When the meeting was over, an old lady invited him to go to the front of the mission and kneel. He did. She asked him to pray with her and wait on God for some miraculous power to work upon him. He knew it would have been a miracle. But he found instead this insistent old lady by his side heckled his very soul within.

"Brother, are you saved?" she kept repeating.

"She is the devil trying to tempt me," he said to himself. He was wanting to talk to this Stranger whom the preacher called Friend, to listen to Him; but all he could hear was the provoking words of an annoying old woman who kept repeating, "Brother, are you saved?"

She would not let him be alone with God. The fury rose within him. If the woman would only quit nagging him and go away. But it was no use. So he rose to his feet and made a weak little gesture to go. The preacher walked over to him; gave him his hand. He was surprised how strong it was for the little man that he appeared to be in the pulpit. And he, as big as he was, was almost too weak to walk

"Do you believe that God will save you?" the preacher asked.

"I do not know," Bill said, "I'm not quite sure. Not quite."

He felt he had reached his last irrevocable chance to contact God and lost it; muffed it somehow. His companions had already gone without him, disgusted, no doubt. He knew they would not be back before morning. He was glad. Now, at least, he was alone, except for the horse that would take him home.

He went directly to the livery stable as soon as he left the Mission, and, after paying his bill, he swung into the saddle. Astride, strength poured through his body, as that familiar animal strength joined his own, as it had so many times before. The weakness left him. He headed for Madrone.

The moonlight lighted his way with such a brilliance as to make the horse switch his tail joyously and snort excitedly as he attempted to take the gladsome miles.

"Easy now, Boy," he checked him. "There are some miles to go.
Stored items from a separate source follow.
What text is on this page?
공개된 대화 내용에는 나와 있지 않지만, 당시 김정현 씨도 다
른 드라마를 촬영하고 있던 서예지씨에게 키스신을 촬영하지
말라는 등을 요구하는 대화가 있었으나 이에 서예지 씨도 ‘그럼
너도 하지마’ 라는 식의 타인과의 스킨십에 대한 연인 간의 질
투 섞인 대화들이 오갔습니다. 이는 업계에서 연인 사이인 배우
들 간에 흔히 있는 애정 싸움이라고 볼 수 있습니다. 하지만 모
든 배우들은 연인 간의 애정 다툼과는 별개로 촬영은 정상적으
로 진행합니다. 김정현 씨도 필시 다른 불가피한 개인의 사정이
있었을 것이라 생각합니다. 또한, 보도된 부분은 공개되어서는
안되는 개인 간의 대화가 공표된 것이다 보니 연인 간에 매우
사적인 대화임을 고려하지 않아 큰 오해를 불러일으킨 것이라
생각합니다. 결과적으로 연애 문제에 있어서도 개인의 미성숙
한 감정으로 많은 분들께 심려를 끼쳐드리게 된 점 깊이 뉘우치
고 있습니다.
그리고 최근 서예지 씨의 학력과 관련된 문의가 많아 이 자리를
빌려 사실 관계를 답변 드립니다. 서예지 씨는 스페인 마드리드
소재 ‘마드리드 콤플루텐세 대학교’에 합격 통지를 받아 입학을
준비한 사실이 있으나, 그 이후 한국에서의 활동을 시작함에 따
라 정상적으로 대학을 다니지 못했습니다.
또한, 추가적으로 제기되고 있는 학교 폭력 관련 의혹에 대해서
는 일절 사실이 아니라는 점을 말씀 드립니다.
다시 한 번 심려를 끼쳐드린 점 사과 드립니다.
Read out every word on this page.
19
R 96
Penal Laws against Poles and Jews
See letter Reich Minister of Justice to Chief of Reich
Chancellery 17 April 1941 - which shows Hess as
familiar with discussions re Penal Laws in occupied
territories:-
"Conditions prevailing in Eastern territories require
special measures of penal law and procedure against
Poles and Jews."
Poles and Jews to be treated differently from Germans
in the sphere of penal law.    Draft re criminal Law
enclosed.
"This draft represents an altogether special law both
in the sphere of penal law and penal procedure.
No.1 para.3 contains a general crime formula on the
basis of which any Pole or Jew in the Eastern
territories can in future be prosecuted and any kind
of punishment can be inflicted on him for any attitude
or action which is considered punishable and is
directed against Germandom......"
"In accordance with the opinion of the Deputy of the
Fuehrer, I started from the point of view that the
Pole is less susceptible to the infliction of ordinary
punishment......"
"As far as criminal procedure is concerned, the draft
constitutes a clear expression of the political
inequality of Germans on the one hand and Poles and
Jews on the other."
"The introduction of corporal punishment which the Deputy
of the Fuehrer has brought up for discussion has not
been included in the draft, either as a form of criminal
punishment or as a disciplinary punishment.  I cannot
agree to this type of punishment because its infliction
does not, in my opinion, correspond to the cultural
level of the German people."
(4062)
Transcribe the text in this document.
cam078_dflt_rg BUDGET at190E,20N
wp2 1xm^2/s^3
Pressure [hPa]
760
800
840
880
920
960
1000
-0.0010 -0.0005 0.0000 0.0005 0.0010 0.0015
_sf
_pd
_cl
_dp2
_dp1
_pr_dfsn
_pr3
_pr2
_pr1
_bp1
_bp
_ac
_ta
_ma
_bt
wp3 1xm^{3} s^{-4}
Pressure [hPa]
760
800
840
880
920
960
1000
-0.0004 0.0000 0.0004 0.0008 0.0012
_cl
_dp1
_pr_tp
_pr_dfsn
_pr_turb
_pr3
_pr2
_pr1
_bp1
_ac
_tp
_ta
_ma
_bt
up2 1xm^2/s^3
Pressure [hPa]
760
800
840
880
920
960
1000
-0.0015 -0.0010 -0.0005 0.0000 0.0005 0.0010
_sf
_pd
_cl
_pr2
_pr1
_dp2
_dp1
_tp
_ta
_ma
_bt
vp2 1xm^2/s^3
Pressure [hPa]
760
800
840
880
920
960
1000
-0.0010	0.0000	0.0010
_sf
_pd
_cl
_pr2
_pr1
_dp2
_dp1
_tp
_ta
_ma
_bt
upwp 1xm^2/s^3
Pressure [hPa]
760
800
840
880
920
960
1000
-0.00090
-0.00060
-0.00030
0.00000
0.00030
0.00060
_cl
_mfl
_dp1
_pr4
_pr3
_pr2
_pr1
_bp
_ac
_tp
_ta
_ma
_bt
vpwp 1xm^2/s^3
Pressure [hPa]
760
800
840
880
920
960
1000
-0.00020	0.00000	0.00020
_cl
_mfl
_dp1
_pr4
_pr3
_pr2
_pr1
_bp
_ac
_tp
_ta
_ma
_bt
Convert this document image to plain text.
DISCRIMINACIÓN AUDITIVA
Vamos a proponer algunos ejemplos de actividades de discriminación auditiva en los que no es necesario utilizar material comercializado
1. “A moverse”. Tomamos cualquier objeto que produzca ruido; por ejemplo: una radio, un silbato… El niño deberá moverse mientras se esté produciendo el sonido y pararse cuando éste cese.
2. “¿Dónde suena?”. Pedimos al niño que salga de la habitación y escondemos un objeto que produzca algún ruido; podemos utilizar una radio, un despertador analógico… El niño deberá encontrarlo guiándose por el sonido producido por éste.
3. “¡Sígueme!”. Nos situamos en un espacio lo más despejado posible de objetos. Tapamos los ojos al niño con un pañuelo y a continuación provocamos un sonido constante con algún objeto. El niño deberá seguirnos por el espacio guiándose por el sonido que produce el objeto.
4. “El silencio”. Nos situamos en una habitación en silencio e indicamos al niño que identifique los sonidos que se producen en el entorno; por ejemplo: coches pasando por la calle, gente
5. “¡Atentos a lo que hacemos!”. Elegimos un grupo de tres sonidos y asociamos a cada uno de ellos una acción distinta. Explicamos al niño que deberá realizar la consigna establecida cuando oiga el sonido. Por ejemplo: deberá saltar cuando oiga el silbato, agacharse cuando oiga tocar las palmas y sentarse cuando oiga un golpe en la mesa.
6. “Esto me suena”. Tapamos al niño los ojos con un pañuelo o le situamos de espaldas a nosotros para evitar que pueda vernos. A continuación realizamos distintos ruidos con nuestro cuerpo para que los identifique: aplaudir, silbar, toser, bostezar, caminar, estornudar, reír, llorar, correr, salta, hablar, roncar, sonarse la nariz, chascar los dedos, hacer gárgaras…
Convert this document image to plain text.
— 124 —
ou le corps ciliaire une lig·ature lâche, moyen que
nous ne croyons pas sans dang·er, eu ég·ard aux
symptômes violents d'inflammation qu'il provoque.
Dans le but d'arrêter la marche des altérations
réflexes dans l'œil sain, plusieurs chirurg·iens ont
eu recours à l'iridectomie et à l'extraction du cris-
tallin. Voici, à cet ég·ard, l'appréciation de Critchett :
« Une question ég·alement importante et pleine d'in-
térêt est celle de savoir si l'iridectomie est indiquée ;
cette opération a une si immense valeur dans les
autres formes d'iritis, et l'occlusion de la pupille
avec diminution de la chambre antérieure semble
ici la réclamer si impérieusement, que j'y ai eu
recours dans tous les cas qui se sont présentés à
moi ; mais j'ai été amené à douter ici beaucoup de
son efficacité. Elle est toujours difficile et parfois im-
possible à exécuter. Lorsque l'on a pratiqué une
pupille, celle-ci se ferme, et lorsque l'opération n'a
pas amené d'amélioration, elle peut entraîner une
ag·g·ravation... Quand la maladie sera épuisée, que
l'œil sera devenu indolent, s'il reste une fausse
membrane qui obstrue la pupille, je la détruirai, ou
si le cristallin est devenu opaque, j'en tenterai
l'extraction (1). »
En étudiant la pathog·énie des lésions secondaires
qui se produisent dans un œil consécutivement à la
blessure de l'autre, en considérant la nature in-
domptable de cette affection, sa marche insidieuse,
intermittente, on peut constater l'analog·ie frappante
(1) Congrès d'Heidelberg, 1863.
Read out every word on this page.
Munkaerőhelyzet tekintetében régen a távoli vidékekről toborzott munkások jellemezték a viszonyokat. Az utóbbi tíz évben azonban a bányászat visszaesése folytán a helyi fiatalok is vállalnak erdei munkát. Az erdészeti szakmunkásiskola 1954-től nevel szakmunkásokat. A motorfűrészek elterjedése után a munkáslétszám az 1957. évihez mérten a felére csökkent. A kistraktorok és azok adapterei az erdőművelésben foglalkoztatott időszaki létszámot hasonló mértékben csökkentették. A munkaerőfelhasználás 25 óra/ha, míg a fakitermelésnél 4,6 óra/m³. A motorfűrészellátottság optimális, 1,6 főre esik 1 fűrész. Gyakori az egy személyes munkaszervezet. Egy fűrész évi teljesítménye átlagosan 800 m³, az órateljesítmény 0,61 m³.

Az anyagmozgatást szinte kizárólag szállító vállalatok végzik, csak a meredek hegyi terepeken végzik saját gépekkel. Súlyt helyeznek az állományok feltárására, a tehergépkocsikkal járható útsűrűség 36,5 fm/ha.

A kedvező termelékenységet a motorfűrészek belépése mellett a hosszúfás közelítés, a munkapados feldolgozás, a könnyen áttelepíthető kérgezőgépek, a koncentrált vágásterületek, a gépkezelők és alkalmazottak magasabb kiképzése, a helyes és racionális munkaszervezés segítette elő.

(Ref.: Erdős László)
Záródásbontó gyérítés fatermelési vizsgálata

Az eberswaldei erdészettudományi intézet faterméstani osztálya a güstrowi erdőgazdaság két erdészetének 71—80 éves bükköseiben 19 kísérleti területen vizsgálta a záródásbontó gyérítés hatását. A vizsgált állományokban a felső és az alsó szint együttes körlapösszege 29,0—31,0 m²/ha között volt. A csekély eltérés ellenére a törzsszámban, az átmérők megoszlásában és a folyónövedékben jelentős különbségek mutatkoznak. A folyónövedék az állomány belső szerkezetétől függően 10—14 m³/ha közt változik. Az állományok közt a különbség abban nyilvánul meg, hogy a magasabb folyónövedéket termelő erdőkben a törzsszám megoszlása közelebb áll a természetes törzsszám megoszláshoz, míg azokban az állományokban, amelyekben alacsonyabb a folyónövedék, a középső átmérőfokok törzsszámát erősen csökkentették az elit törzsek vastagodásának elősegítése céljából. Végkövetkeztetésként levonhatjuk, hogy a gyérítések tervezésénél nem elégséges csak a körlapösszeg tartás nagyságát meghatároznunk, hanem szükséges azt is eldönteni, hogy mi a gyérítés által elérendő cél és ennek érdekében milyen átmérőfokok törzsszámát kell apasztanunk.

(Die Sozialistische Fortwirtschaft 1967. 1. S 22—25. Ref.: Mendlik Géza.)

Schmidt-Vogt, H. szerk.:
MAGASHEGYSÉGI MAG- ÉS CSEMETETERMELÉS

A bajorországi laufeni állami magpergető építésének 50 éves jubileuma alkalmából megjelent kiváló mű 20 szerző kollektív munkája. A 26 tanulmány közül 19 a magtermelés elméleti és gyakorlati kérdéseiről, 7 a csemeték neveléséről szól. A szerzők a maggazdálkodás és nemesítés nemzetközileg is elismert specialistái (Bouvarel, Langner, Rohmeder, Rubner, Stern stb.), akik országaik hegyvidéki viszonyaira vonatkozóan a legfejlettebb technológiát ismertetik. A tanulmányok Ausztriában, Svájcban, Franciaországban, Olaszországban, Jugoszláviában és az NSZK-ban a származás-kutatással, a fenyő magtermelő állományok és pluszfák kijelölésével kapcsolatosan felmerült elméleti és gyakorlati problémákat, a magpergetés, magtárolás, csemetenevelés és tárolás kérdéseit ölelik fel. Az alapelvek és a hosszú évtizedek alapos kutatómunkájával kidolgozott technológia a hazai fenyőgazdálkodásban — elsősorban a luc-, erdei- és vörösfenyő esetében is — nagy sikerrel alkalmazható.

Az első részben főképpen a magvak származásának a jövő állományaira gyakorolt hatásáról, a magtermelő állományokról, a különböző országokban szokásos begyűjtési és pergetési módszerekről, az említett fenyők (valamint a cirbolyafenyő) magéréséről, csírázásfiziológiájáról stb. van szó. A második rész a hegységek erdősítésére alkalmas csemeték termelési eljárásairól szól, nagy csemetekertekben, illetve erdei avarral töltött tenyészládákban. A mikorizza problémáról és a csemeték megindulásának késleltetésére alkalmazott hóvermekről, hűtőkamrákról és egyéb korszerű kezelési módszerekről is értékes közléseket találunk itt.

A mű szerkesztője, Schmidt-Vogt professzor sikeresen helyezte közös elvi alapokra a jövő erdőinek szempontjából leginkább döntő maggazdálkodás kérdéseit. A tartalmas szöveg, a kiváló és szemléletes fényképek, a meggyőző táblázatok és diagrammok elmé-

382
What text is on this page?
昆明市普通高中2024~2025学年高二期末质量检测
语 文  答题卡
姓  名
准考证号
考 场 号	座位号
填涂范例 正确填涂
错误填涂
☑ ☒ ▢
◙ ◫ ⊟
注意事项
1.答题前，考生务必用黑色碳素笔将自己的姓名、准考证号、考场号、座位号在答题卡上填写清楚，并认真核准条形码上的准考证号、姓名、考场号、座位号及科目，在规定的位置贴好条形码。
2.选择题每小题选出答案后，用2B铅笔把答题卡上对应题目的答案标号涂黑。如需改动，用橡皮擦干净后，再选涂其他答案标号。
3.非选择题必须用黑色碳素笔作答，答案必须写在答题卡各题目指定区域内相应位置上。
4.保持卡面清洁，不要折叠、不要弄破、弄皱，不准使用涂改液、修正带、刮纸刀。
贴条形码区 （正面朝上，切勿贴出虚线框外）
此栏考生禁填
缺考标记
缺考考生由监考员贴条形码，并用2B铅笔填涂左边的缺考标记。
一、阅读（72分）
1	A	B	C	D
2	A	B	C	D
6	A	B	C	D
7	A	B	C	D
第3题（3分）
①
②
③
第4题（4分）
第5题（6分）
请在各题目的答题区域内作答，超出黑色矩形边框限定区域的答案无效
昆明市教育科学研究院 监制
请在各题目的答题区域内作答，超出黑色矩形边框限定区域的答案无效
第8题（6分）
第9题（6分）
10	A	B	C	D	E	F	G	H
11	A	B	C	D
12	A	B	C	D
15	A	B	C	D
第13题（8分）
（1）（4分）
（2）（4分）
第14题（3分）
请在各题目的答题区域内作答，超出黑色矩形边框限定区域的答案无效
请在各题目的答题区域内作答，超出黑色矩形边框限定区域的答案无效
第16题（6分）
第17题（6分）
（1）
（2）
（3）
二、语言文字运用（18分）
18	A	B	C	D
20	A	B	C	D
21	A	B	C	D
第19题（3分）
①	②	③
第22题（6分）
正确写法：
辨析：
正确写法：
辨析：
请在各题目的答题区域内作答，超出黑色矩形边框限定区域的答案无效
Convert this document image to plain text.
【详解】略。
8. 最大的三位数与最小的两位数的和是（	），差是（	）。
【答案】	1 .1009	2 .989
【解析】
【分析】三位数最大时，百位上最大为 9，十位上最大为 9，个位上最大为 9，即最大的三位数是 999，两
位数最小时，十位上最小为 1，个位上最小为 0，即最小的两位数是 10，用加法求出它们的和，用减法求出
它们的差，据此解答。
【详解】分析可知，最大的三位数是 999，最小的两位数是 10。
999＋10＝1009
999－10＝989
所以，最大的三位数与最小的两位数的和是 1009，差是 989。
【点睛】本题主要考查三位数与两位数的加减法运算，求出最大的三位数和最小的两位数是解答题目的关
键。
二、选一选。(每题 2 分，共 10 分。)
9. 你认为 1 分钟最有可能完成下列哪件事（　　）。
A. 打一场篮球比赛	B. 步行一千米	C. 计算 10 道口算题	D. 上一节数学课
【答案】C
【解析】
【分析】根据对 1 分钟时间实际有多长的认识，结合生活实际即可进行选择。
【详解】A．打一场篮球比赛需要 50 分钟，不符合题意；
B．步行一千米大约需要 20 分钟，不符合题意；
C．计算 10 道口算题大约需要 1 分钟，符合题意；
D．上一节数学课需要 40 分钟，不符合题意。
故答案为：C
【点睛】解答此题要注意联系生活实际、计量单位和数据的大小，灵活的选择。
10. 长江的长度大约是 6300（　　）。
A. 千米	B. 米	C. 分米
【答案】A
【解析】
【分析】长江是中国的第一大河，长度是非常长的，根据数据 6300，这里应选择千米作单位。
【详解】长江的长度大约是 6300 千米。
Easy now."

He rode tall in the saddle, very tall, and he felt the stature of the man inside him grow to the full measure expected of the man astride. He had that trick of sitting erect but loosely, not gripping the saddle in any part, which was why he was tireless in the seat. As the blood coursed through his veins, his spirits soared. He sat now as though he were in a ladder-back chair. His shoulders fell well back, facing right in front of him, his legs hanging as straight as necessary for comfort. His feet were a little advanced and parallel with the horse's body. He was a picture of alertness for he never sat lazily in the saddle, only naturally. His feet remained still as the horse started to trot, he would raise the stirrup just so much and no more than the horse's actions demanded. And when, struck by the beauty of the evening, the horse broke into a happy lope, Bill's body gave every jump as he turned on either side, swinging his body and carrying the weight of the stirrup on the side to which the horse turned, and the feeling of mastery came back to him. He sensed the sweat of the horse's body, heard the slow musical creak of the leather, the rhythmical clop of the hard hooves on the road. He leaned over and stroked the horse's neck and a new calm entered his soul.

"You good, faithful brute, tell me one thing," he asked. "Why is it you and I get along so well, enjoy the world together, yet the meanness rises within me when I am with God's two-legged creatures?"